Niger : La mutinerie au sein de l’armée pourrait laisser des séquelles

Après la mutinerie déjouée samedi 29 août à Niamey, le calme est progressivement revenu dans la capitale nigérienne. Mais les affrontements entre des militaires rebelles, principalement issus des forces spéciales, et la garde présidentielle pourraient laisser des traces durables au sein de l’armée, notamment en raison des tensions et des éventuelles sanctions qui pourraient suivre.

Les jeunes officiers à l’origine de la mutinerie appartiennent aux forces spéciales, des unités d’élite particulièrement engagées dans la lutte contre les groupes jihadistes. Ils avaient tenté de s’emparer de plusieurs sites stratégiques avant de se retrancher dans une base militaire proche de l’aéroport de Niamey.

La garde présidentielle est restée fidèle au chef de la junte, Abdourahamane Tiani, mais son intervention aurait été insuffisante pour reprendre seule le contrôle de la situation. Les forces russes d’Africa Corps sont intervenues aux côtés des loyalistes et auraient joué un rôle déterminant dans l’échec de la mutinerie.

L’absence de la force conjointe de l’Alliance des États du Sahel (AES), composée de militaires d’élite du Niger, du Mali et du Burkina Faso, a également été remarquée.
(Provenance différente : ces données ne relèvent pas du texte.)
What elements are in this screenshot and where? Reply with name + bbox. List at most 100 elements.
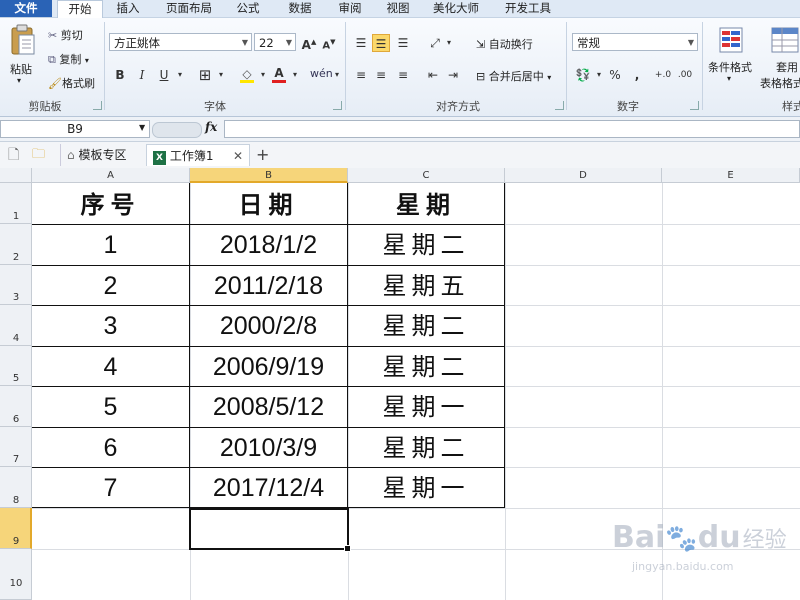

Cette force, annoncée comme une unité destinée à lutter contre le terrorisme et à porter assistance à l’un des trois pays membres en cas d’attaque, n’a pas été engagée durant les affrontements.

Pour le politologue béninois Mathias Hounkpé, ces événements risquent de provoquer une véritable fracture au sein des forces armées nigériennes. Une tentative de rébellion est généralement suivie de sanctions ou de purges, estime-t-il, et la manière dont les autorités géreront ces mesures pourrait accentuer les tensions.

Selon lui, la crise pourrait également affecter la capacité opérationnelle de l’armée. Des divisions entre différents corps ou unités pourraient compliquer la coordination des opérations militaires, alors même que les forces nigériennes restent confrontées à une forte pression jihadiste.

Le politologue appelle donc les autorités à s’attaquer aux causes profondes de la mutinerie et aux difficultés auxquelles sont confrontés les militaires. Pour lui, une réponse uniquement disciplinaire risquerait de ne pas régler les problèmes à l’origine de la révolte.

Autre élément remarqué depuis les événements : l’absence publique du général Abdourahamane Tiani. Vingt-quatre heures après la mutinerie, le chef de la junte n’était toujours pas apparu sur le terrain. Lors de l’attaque jihadiste contre l’aéroport de Niamey en juin dernier, il s’était pourtant rendu rapidement dans la zone concernée.

En son absence, la télévision nationale a notamment diffusé dimanche un reportage consacré au rapprochement récent entre le Niger et l’Algérie. Alger, qui s’est rapproché de Niamey après plusieurs mois de tensions, a récemment livré du matériel militaire au Niger et organisé un passage symbolique de ses avions de chasse dans le ciel de la capitale.

Pour l’heure, les autorités nigériennes n’ont toujours pas communiqué le bilan officiel des affrontements entre les mutins et les forces loyalistes soutenues par Africa Corps. Alors que la situation sécuritaire semble stabilisée, la gestion des militaires arrêtés et la recherche des causes profondes de la rébellion seront déterminantes pour éviter que cette crise ne laisse des divisions durables au sein de l’armée.